Well, that took about forever, didn’t it? I feel like apologizing to myself because there have been a few opportunities for me to write, in the moment, to capture something that has passed. However, I’m too stubborn to deviate from the plan I laid out, and the plan was that I would scan and share my blood chemistry panel results. But no regrets. The results are fresh in from the scanner. Now, I wish I could comment more on them, but to not say something that is totally erroneous, I should perhaps stick to saying that all is good; I’m healthy.
… I can’t not say anything. Just keep in mind it might be wrong. Maybe I’ll come back in a few months after some more time in one of my classes that is about nutrition and metabolism (so stoked!!) and correct myself. A few other notes first: 1) these are not fasting levels; I don’t know how big of a difference it would make though, and 2) a VEGAN diet rocks, did I ever mention that?
Albumin – a protein made by the liver which aids in the movement of small molecules (such as bilirubin, calcium, and medications) through the blood. If the levels of albumin are increased (which mine aren’t really, but my hypochondriac brain needed to look into it since they’re not low anyway), it might indicate that 1) one is dehydrated, which I am definitely not, 2) that the tourniquet was on for very long during the draw, which it wasn’t, because my veins were popping out as is was anyway, or 3) that one consumes a high protein diet… But how can that be possible I mean I don’t eat meat, dairy, or eggs. I must be sick.
Alkaline phosphatase – an enzyme mainly made by the liver, so one might want to check these levels in a patient that has a suspected liver disease. I thought my value was low, but when I looked into it I found another range of normal that started in the forties, and if so, I’m not worried. The funny thing was that one of the reasons listed for having a low value was protein deficiency.
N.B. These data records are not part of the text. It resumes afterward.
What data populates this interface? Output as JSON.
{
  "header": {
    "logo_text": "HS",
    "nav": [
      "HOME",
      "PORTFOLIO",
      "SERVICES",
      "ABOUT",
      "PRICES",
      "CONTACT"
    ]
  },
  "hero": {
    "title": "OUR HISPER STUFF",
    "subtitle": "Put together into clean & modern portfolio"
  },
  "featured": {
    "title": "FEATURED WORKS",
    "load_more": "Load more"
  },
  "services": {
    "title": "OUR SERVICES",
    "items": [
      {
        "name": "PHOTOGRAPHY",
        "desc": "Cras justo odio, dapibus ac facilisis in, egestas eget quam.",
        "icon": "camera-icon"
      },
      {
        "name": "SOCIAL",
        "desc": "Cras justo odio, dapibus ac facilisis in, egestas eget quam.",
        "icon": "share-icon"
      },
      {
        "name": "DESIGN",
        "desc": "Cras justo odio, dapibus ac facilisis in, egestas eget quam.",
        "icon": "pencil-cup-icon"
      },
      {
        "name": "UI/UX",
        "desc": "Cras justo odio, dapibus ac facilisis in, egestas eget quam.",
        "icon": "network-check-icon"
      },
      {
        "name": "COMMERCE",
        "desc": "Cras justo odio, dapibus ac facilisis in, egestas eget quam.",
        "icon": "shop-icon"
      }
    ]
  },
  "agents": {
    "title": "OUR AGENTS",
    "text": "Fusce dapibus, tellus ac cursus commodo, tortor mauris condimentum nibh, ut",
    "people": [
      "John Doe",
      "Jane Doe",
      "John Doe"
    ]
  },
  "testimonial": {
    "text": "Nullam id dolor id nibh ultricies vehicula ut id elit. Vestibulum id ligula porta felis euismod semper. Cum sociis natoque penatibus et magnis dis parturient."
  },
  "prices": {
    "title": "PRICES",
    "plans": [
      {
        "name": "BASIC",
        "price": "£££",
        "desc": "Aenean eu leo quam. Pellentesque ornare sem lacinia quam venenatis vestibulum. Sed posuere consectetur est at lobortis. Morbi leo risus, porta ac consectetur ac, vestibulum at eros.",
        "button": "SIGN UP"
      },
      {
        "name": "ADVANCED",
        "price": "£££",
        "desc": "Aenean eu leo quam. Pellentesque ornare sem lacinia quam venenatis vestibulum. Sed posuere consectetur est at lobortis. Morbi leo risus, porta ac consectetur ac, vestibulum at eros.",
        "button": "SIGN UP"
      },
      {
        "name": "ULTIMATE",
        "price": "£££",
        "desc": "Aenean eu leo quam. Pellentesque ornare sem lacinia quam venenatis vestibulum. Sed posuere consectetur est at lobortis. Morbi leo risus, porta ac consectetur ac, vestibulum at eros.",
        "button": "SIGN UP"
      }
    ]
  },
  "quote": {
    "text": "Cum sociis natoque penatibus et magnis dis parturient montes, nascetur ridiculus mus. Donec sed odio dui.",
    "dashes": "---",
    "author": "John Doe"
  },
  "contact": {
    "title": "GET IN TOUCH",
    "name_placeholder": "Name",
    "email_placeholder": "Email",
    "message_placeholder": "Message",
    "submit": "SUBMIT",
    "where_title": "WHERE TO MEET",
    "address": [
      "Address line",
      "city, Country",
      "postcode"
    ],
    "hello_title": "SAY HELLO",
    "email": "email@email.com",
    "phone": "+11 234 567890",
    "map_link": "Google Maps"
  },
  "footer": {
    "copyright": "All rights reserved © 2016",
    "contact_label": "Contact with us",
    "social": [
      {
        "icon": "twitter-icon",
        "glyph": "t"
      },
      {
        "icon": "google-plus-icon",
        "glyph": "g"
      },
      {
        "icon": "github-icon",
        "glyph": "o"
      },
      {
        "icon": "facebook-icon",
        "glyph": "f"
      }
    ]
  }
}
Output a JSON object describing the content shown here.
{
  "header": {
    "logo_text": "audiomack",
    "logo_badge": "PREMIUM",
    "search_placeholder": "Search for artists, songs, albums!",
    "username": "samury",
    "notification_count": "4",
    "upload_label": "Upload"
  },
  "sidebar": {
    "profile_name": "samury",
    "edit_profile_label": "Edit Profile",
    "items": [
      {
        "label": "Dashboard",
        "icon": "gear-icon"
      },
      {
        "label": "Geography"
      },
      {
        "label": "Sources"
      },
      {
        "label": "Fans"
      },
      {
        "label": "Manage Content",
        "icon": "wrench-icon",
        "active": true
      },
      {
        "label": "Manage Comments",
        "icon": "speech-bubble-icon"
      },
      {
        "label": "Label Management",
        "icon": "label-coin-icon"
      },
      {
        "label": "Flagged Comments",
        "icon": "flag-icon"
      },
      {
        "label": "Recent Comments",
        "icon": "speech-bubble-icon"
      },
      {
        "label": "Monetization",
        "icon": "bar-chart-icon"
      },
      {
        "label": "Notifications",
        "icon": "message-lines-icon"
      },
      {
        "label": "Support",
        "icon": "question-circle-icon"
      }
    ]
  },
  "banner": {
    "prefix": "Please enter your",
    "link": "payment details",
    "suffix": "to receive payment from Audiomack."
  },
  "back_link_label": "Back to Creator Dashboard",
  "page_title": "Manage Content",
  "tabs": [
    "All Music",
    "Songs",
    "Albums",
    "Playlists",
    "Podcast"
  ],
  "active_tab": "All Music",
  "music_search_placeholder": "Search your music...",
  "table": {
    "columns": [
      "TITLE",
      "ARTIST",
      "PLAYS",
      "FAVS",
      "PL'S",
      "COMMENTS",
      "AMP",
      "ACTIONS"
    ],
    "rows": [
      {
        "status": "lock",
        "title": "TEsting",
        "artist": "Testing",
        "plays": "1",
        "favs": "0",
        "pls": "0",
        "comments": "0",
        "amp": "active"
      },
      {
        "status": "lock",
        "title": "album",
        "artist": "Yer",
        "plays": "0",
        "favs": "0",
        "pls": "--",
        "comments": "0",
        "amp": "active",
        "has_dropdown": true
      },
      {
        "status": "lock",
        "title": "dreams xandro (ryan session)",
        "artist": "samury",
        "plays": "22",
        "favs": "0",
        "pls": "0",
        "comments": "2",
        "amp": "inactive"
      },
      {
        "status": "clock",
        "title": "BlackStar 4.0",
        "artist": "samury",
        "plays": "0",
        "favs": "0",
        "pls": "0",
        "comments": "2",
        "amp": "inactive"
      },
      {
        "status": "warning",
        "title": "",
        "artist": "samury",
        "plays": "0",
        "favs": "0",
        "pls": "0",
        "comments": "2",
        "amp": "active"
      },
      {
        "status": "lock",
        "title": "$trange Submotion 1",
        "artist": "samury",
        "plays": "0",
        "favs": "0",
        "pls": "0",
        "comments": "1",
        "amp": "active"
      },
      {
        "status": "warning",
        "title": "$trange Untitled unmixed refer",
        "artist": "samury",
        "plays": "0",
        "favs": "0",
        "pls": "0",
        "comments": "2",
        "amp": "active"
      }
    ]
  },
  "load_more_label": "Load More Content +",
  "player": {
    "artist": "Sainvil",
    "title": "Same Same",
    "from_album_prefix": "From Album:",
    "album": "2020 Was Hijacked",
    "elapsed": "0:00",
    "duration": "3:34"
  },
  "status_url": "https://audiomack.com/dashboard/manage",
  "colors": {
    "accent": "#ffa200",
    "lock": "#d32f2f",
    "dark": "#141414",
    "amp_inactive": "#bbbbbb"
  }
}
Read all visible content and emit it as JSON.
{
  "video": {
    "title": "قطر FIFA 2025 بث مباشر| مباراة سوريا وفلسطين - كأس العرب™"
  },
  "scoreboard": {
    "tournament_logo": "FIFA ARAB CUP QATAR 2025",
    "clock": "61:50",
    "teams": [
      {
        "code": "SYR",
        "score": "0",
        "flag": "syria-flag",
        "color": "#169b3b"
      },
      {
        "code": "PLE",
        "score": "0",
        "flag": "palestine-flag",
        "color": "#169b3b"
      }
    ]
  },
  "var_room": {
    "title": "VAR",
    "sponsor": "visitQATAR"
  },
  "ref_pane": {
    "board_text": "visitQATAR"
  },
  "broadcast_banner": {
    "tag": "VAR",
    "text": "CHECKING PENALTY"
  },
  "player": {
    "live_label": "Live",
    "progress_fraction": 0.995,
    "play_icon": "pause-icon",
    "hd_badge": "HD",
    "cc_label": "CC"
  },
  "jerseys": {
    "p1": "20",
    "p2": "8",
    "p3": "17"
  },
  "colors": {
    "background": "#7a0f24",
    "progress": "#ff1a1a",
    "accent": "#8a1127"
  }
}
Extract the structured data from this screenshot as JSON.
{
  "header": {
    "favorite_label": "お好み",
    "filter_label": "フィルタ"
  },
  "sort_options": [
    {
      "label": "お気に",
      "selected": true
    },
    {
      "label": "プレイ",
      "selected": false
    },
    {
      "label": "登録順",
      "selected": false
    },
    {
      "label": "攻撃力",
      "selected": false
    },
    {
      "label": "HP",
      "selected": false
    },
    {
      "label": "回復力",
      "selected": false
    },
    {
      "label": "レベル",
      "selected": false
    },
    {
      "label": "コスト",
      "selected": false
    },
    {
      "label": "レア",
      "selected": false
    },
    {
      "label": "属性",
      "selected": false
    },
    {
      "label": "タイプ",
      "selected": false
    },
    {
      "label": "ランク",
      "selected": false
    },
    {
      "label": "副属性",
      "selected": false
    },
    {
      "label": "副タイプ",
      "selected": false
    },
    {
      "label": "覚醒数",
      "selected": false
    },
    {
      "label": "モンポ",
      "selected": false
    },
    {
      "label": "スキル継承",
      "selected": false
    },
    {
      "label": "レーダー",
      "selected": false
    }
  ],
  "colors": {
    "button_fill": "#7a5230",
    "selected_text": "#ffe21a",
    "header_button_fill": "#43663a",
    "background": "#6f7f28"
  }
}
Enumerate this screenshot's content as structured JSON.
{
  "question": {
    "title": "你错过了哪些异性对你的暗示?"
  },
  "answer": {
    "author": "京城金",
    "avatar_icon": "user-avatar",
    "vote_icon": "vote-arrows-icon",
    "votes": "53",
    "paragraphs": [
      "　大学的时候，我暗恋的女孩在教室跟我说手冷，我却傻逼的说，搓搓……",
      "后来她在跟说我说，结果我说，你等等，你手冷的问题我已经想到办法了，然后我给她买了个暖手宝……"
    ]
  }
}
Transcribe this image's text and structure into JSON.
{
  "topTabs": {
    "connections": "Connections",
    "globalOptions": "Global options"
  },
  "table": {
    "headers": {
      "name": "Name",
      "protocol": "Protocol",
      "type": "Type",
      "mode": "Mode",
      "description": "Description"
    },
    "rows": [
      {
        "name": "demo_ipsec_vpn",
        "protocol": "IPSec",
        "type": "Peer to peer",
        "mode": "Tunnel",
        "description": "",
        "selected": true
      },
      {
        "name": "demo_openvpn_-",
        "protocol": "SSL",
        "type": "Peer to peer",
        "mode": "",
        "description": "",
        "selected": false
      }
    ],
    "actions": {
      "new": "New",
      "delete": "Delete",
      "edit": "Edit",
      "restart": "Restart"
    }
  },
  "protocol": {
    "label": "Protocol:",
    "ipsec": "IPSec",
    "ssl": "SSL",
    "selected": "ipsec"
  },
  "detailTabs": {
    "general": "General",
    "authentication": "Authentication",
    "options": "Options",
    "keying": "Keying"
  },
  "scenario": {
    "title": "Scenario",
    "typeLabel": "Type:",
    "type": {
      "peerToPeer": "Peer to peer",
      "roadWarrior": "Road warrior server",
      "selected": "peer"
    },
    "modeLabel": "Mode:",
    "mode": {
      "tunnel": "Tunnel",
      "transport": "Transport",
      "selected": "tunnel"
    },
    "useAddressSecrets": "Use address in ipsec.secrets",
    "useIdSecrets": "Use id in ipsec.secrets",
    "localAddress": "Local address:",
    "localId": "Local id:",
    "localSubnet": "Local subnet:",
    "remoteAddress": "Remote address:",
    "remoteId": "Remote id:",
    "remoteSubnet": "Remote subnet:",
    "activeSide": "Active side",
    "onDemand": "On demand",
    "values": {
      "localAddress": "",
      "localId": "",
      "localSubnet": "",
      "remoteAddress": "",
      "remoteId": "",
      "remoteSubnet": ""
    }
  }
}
I’d also like to take a few lines to emphasize the holistic nature of health, because I realize that I many times, in particular in conversations, tend to go a little loco and mainly focus on dietary components and not so much on the bigger picture. I do believe that one’s diet is the main deciding factor in how one appears physically, and that it by all means affects the various chemical concentrations in our bodies which in turn affects our well-being, yet I also know that the decisions we make with regards to our patterns of consumption to a great extent stems from how we feel and how we choose to live our lives, both in the physical and mental realms. If one is stressed and doesn’t take the time to exercise both one’s body and spirit, one’s patience and capacity to love, then the end result will not be a motivation to fuel one’s cells with wholesome goodness. There needs to be time set aside for contemplation of cause and effect, and for calibration of the mind, or else it becomes a blunt blade. And no-one wants to have surgery with a blunt blade, sedated or not. It’ll leave nasty scars.
Shall I stop being so vague, then? I can’t. Actions speak louder than words, and all I can say is that the only thing we should fear is fear itself, so whether it concerns trying out a healthier diet, a new way of exercising (or starting anything at all), starting to listen to oneself, listening more carefully to others, embarking on an adventure, taking a risk, telling the unadulterated truth — just try. It might turn out fantastic, and you might even like it. Terrifying? No. The first step is always the most difficult one to take.